Statistics Basics Flashcards
(200 cards)
What means “Doing science”?
Collecting Data so that sample information is a useful representation of the world.
Summarizing Data to make it easier to understand and use for describing the real world.
Using data to critically evaluate evidence for or against a specific hypothesis.
Population of Interest (Main Problem)
Too large to study
Sample
Subset of the population of interest. Knowledge gained from measurements on a sample. Scientists can make estimates of the larger population
What determines whether or not the data collected for a study are representative of the real world?
The methods used to obtain such data. Such methods must include unbised, random procedures
What is a Variable?
Is a characteristic of an object or group of objects that can be represented with a number that has more than 1 possible value
Columns represent…
Variables
Rows represent…
Observations
Ratio-Scale Variables
Have a true absolute zero value.
Quantitative data measured on a scale that has a constant increment between successive values.
Ordinal or Rank Scale Variables
Have values that represent the ranked order of the objects or individuals or individuals with regard to a variable.
However, the actual differences between ranks can differ.
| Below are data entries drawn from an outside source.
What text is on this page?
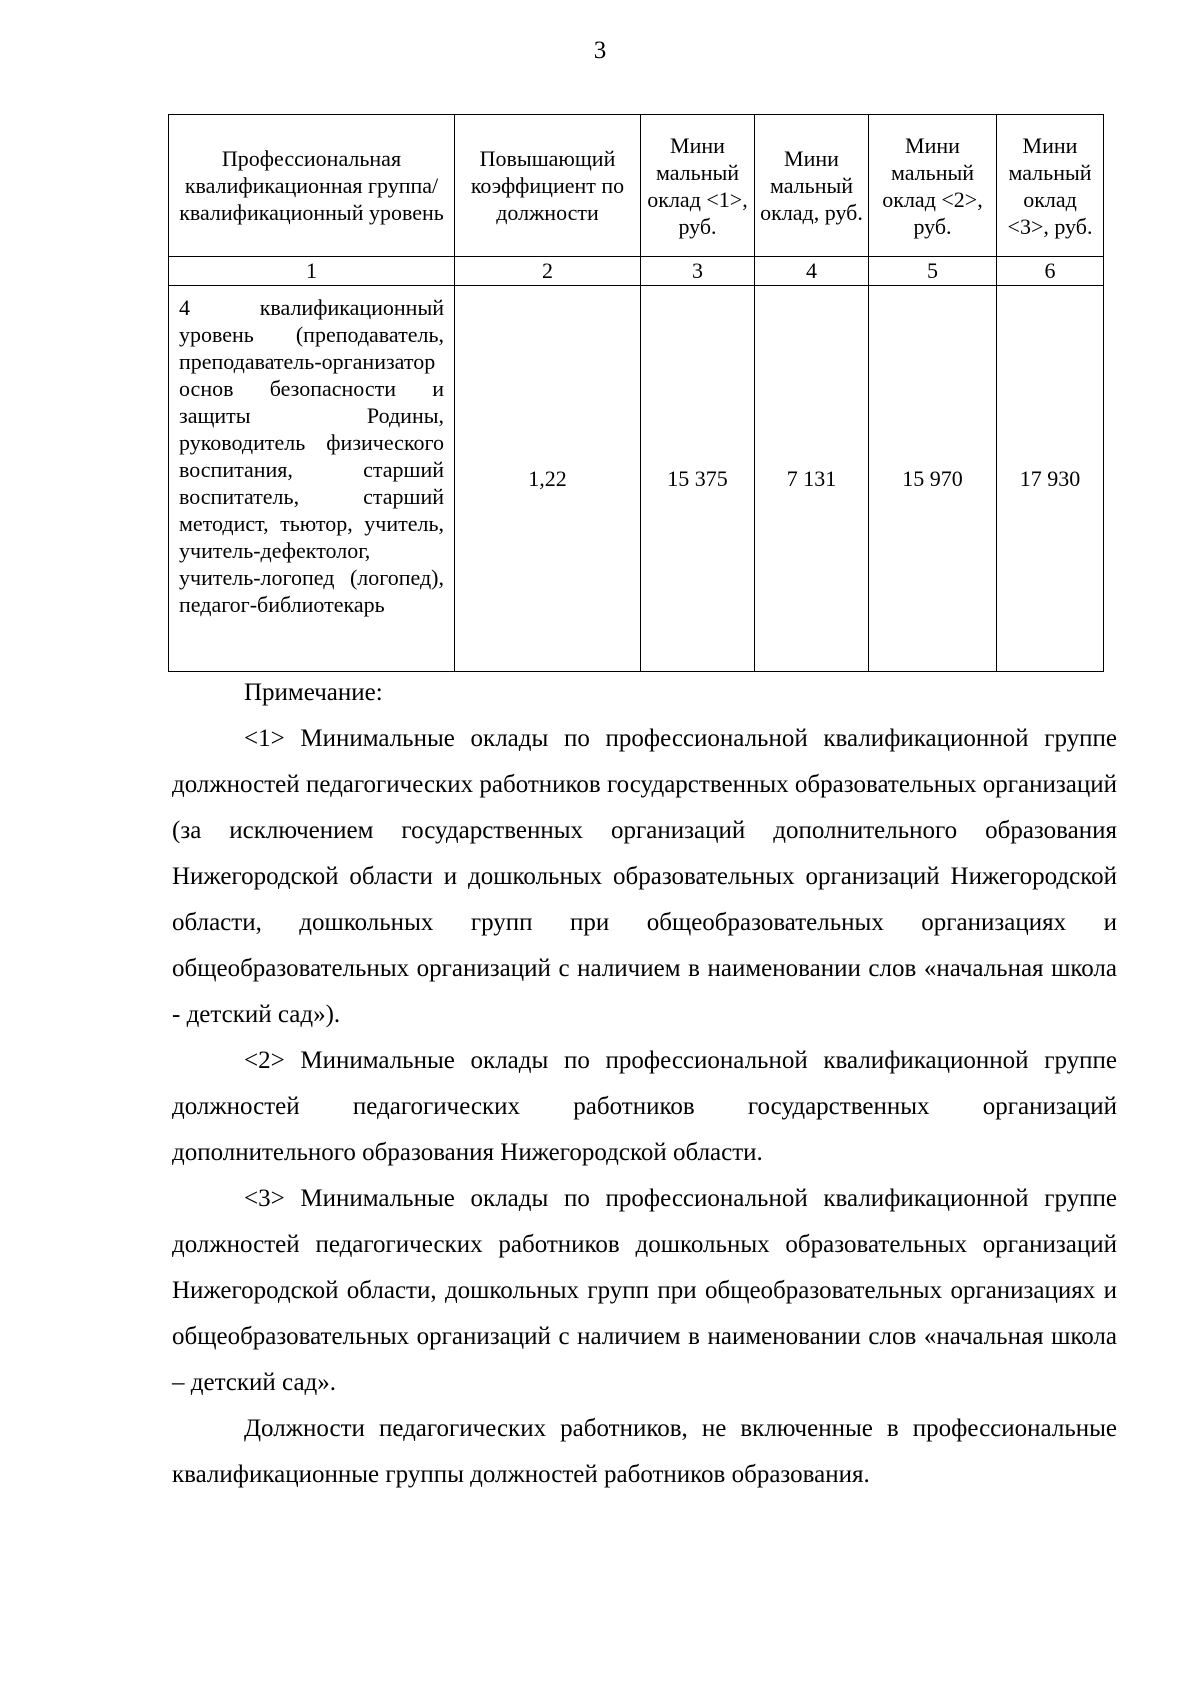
3
Профессиональная квалификационная группа/ квалификационный уровень	Повышающий коэффициент по должности	Мини мальный оклад <1>, руб.	Мини мальный оклад, руб.	Мини мальный оклад <2>, руб.	Мини мальный оклад <3>, руб.
1	2	3	4	5	6
4 квалификационный уровень (преподаватель, преподаватель-организатор основ безопасности и защиты Родины, руководитель физического воспитания, старший воспитатель, старший методист, тьютор, учитель, учитель-дефектолог, учитель-логопед (логопед), педагог-библиотекарь	1,22	15 375	7 131	15 970	17 930

Примечание:

<1> Минимальные оклады по профессиональной квалификационной группе должностей педагогических работников государственных образовательных организаций (за исключением государственных организаций дополнительного образования Нижегородской области и дошкольных образовательных организаций Нижегородской области, дошкольных групп при общеобразовательных организациях и общеобразовательных организаций с наличием в наименовании слов «начальная школа - детский сад»).

<2> Минимальные оклады по профессиональной квалификационной группе должностей педагогических работников государственных организаций дополнительного образования Нижегородской области.

<3> Минимальные оклады по профессиональной квалификационной группе должностей педагогических работников дошкольных образовательных организаций Нижегородской области, дошкольных групп при общеобразовательных организациях и общеобразовательных организаций с наличием в наименовании слов «начальная школа – детский сад».

Должности педагогических работников, не включенные в профессиональные квалификационные группы должностей работников образования.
Ex. Top 3 GPAs: 4.0, 3.96, 3.7
Discrete variables
Can take only specific values and are often based on counting.
Continuous variables
Can take infinite number of possible values, limited only to the number of decimal places to which the value can be precisely measured.
Categorical variables
Have values that indicate the individual belongs to a class or category. Although these values cannot be inherently represented by numbers, they are often analyzed in terms of the count or proportion of individuals that fall within that class or category.
Population of Interest
Entire group of objects or individuals about which information is desired.
Data
Refers to a collection of observations and/or measurements for one or more variables, made on one or more individuals from the population of interest for the purpose of addessing a specific question.
Statistics
Numbers that describe characteristics of a sample. These are calculated by the data obtained from individuals in a sample.
Sample Statistics and its relation to Population Parameters
Sample statistics are used to estimate or infer something about the values of population parameters.
Sample unit
Is an individual unit that comprises the sample or pop. of interest. For example, sample= people; sample unit= person.
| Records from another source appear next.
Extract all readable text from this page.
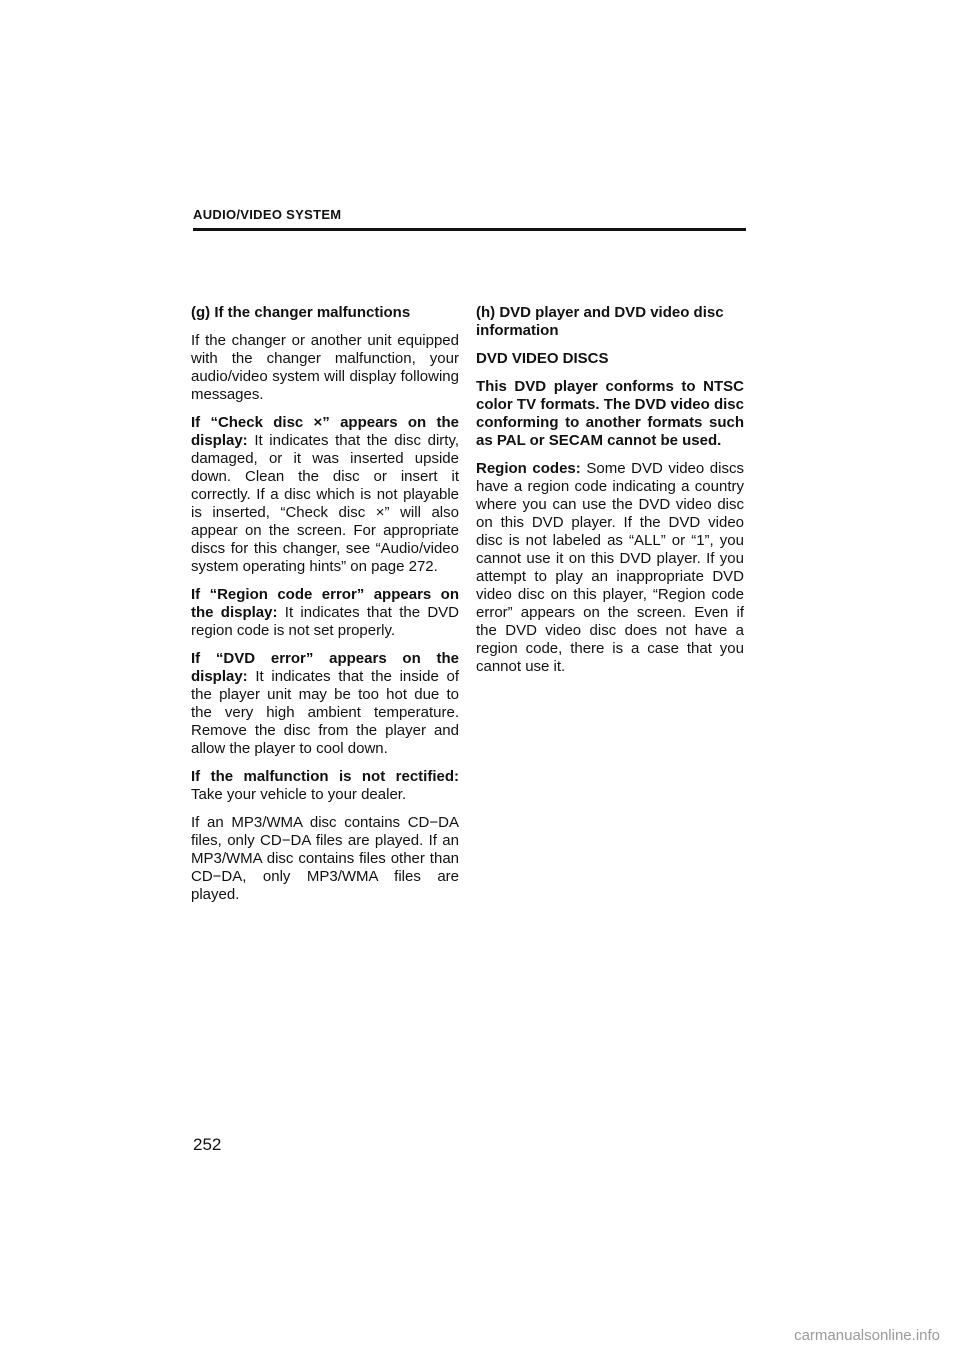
AUDIO/VIDEO SYSTEM
(g) If the changer malfunctions

If the changer or another unit equipped with the changer malfunction, your audio/video system will display following messages.

If “Check disc ×” appears on the display: It indicates that the disc dirty, damaged, or it was inserted upside down. Clean the disc or insert it correctly. If a disc which is not playable is inserted, “Check disc ×” will also appear on the screen. For appropriate discs for this changer, see “Audio/video system operating hints” on page 272.

If “Region code error” appears on the display: It indicates that the DVD region code is not set properly.

If “DVD error” appears on the display: It indicates that the inside of the player unit may be too hot due to the very high ambient temperature. Remove the disc from the player and allow the player to cool down.

If the malfunction is not rectified: Take your vehicle to your dealer.

If an MP3/WMA disc contains CD−DA files, only CD−DA files are played. If an MP3/WMA disc contains files other than CD−DA, only MP3/WMA files are played.

(h) DVD player and DVD video disc information
DVD VIDEO DISCS

This DVD player conforms to NTSC color TV formats. The DVD video disc conforming to another formats such as PAL or SECAM cannot be used.

Region codes: Some DVD video discs have a region code indicating a country where you can use the DVD video disc on this DVD player. If the DVD video disc is not labeled as “ALL” or “1”, you cannot use it on this DVD player. If you attempt to play an inappropriate DVD video disc on this player, “Region code error” appears on the screen. Even if the DVD video disc does not have a region code, there is a case that you cannot use it.

252
carmanualsonline.info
Are Sample Statistics considered accurate with a valid study design?
Even with a valid study design, a sample statistic is more or less accurate. They never represent the true values of the pop. parameter.
Population Parameters
Numbers that describe the characteristics of the entire population of interest.
Random Sample Variation (RSV)
Is the variation in the values of a sample statistic computed from different, independent samples taken from the same population.
They will always happen as long as scientists use samples to estimate population parameters.
Why does RSV happen?
It is a consequence of the randomness of the process by which individuals are selected from a population to create a sample.
In other words, it occurs because repeated samples include different subsets of indivudals who vary with regard to the VoI.
One example as to how sample variation and consequent uncertainty (associated with the estimates of the pop. parameters) can minimized.
If data is obtained using appropiate methods and unbiased procedures.
Bias
Is any systematic deviation of sample statistics away from the true value of population parameters.
Systematic referring to consistently wrong.
Three most common reasons for bias
Confounding, Selection Bias, Information Bias